Ademais, a terceirização se encontra diretamente vinculada às mortes no trabalho.

Segundo dossiê elaborado pela DIEESE (2017), no setor elétrico os trabalhadores

terceirizados morrem 3,4 vezes mais do que os trabalhadores efetivos, sendo que em 2011

das 79 mortes ocorridas no setor, 61 foram de empregados terceirizados e dessas, 62%

estavam relacionadas com a precariedade do serviço. O setor da construção civil também se

destaca nessa questão, como se verificou durante as obras da Copa do Mundo de 2014,

ocasião na qual morreram oito empregados terceirizados que trabalhavam nas construções

dos estádios.

Desta forma, observa-se que são muitos os efeitos negativos gerados e agravados

pela terceirização. Todos elas, como a redução da remuneração, a alta rotatividade e

aumento de mortes e acidentes, acentuam o uso e a procura dos benefícios previdenciários.

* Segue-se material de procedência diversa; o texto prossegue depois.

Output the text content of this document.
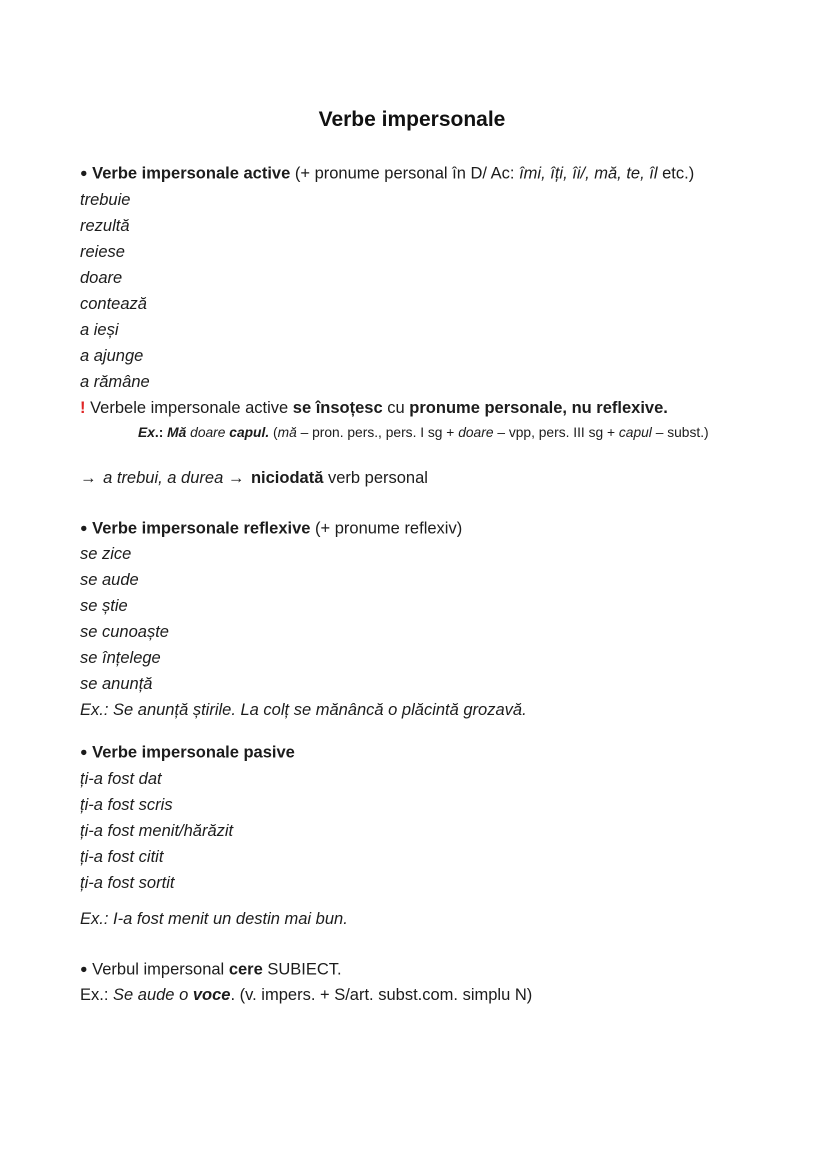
Verbe impersonale

● Verbe impersonale active (+ pronume personal în D/ Ac: îmi, îți, îi/, mă, te, îl etc.)

trebuie

rezultă

reiese

doare

contează

a ieși

a ajunge

a rămâne

! Verbele impersonale active se însoțesc cu pronume personale, nu reflexive.

Ex.: Mă doare capul. (mă – pron. pers., pers. I sg + doare – vpp, pers. III sg + capul – subst.)

→ a trebui, a durea → niciodată verb personal

● Verbe impersonale reflexive (+ pronume reflexiv)

se zice

se aude

se știe

se cunoaște

se înțelege

se anunță

Ex.: Se anunță știrile. La colț se mănâncă o plăcintă grozavă.

● Verbe impersonale pasive

ți-a fost dat

ți-a fost scris

ți-a fost menit/hărăzit

ți-a fost citit

ți-a fost sortit

Ex.: I-a fost menit un destin mai bun.

● Verbul impersonal cere SUBIECT.

Ex.: Se aude o voce. (v. impers. + S/art. subst.com. simplu N)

E, de acordo com Severo (2015, p.16), “essa consequências, especialmente a redução da

remuneração, trazem consigo efeitos diretos sobre o mercado de trabalho, pois a circulação

de riqueza depende da existência de sujeitos capazes de consumir e, portanto, bem

remunerados”. Portanto, “qualquer redução de direitos sociais implica, em última análise,

piora das condições sociais de vida da maior parte da população, o que significa dar muitos

passos atrás em relação ao projeto de sociedade que temos previsto na CF/88, um

retrocesso que certamente terá custos históricos que hoje sequer conseguimos projetar”.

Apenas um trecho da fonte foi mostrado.